If you feed that back and think about how to get really young people excited about science and STEM subjects in schools at a very early age, there is a whole feeling in society that going into law or becoming a doctor is seen as a very important career path, and yet going into science, technology and engineering is seen at a slightly lower level. We need to completely change that public perception and think about how the media, the BBC and public culture influence that, and really get to people much earlier on so that they are passionate about science, technology and engineering, and they take that forward.

Simon Bennett: Software companies are attractive to young people exactly because of what Lord Rees mentioned, which is attractive salaries, apparently—maybe not the same as hedge funds. However, we seek different channels to get STEM into our organisation. We run sustainability competitions with international students at universities around the world to try to attract them to our business. Back to what Dr Pairaudeau said, purpose is incredibly important to this generation of young students. I have met a number of PhD students at Cambridge who have lectured me about the lack of my purpose or the lack of my business’s purpose, and it is fundamental for choice in young people entering our business.
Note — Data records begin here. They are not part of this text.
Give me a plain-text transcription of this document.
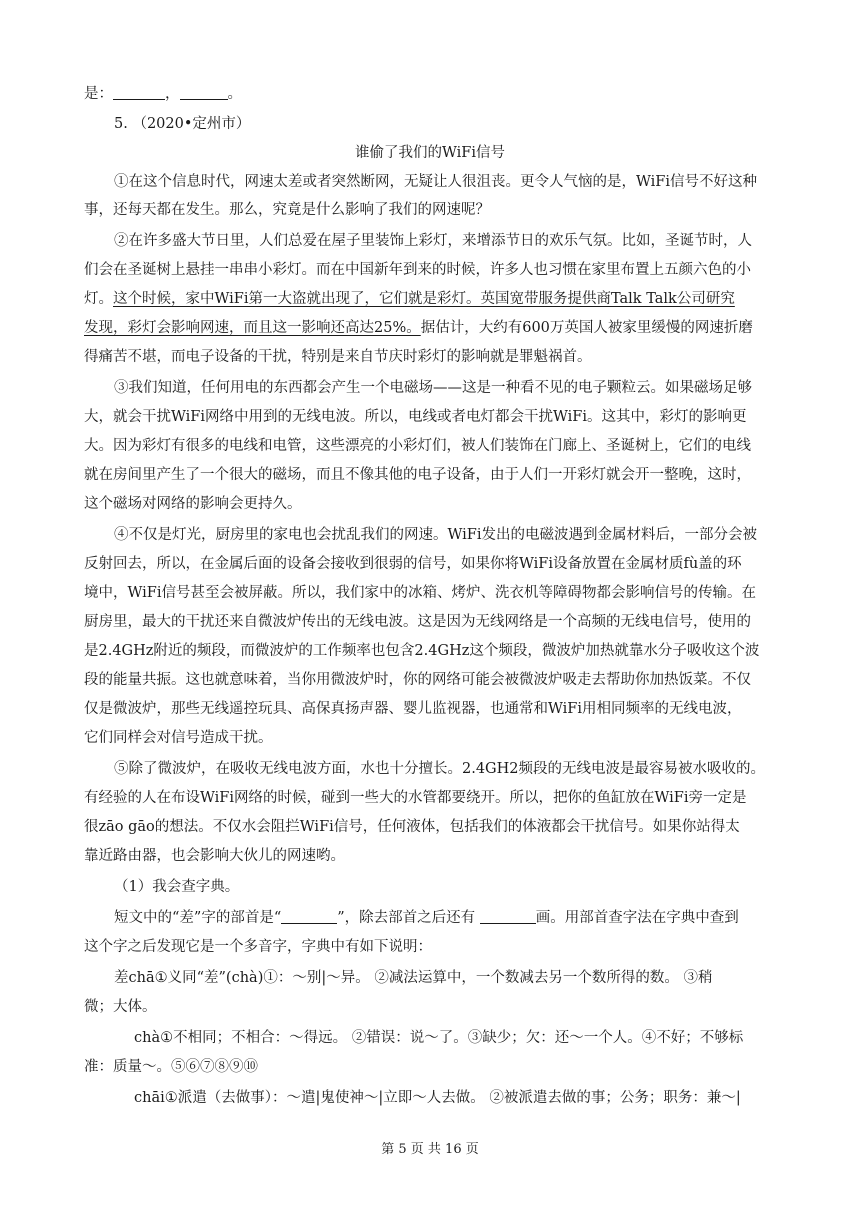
是：	，	。
5. （2020•定州市）
谁偷了我们的WiFi信号
①在这个信息时代，网速太差或者突然断网，无疑让人很沮丧。更令人气恼的是，WiFi信号不好这种
事，还每天都在发生。那么，究竟是什么影响了我们的网速呢？
②在许多盛大节日里，人们总爱在屋子里装饰上彩灯，来增添节日的欢乐气氛。比如，圣诞节时，人
们会在圣诞树上悬挂一串串小彩灯。而在中国新年到来的时候，许多人也习惯在家里布置上五颜六色的小
灯。这个时候，家中WiFi第一大盗就出现了，它们就是彩灯。英国宽带服务提供商Talk Talk公司研究
发现，彩灯会影响网速，而且这一影响还高达25%。据估计，大约有600万英国人被家里缓慢的网速折磨
得痛苦不堪，而电子设备的干扰，特别是来自节庆时彩灯的影响就是罪魁祸首。
③我们知道，任何用电的东西都会产生一个电磁场——这是一种看不见的电子颗粒云。如果磁场足够
大，就会干扰WiFi网络中用到的无线电波。所以，电线或者电灯都会干扰WiFi。这其中，彩灯的影响更
大。因为彩灯有很多的电线和电管，这些漂亮的小彩灯们，被人们装饰在门廊上、圣诞树上，它们的电线
就在房间里产生了一个很大的磁场，而且不像其他的电子设备，由于人们一开彩灯就会开一整晚，这时，
这个磁场对网络的影响会更持久。
④不仅是灯光，厨房里的家电也会扰乱我们的网速。WiFi发出的电磁波遇到金属材料后，一部分会被
反射回去，所以，在金属后面的设备会接收到很弱的信号，如果你将WiFi设备放置在金属材质fù盖的环
境中，WiFi信号甚至会被屏蔽。所以，我们家中的冰箱、烤炉、洗衣机等障碍物都会影响信号的传输。在
厨房里，最大的干扰还来自微波炉传出的无线电波。这是因为无线网络是一个高频的无线电信号，使用的
是2.4GHz附近的频段，而微波炉的工作频率也包含2.4GHz这个频段，微波炉加热就靠水分子吸收这个波
段的能量共振。这也就意味着，当你用微波炉时，你的网络可能会被微波炉吸走去帮助你加热饭菜。不仅
仅是微波炉，那些无线遥控玩具、高保真扬声器、婴儿监视器，也通常和WiFi用相同频率的无线电波，
它们同样会对信号造成干扰。
⑤除了微波炉，在吸收无线电波方面，水也十分擅长。2.4GH2频段的无线电波是最容易被水吸收的。
有经验的人在布设WiFi网络的时候，碰到一些大的水管都要绕开。所以，把你的鱼缸放在WiFi旁一定是
很zāo gāo的想法。不仅水会阻拦WiFi信号，任何液体，包括我们的体液都会干扰信号。如果你站得太
靠近路由器，也会影响大伙儿的网速哟。
（1）我会查字典。
短文中的“差”字的部首是“	”，除去部首之后还有	画。用部首查字法在字典中查到
这个字之后发现它是一个多音字，字典中有如下说明：
差chā①义同“差”(chà)①：～别|～异。 ②减法运算中，一个数减去另一个数所得的数。 ③稍
微；大体。
chà①不相同；不相合：～得远。 ②错误：说～了。③缺少；欠：还～一个人。④不好；不够标
准：质量～。⑤⑥⑦⑧⑨⑩
chāi①派遣（去做事）：～遣|鬼使神～|立即～人去做。 ②被派遣去做的事；公务；职务：兼～|
第 5 页 共 16 页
Net zero will create all the correct market dynamics to draw those to our businesses. That is important to emphasise.

The Chair: We need to close the session there. Thank you very much indeed to all our witnesses for your interesting testimony to us. As I said at the start, if there is anything you want to clarify or if there is further evidence that you would like to submit to us, we would be very pleased to receive that in writing. For now, thank you very much and goodbye.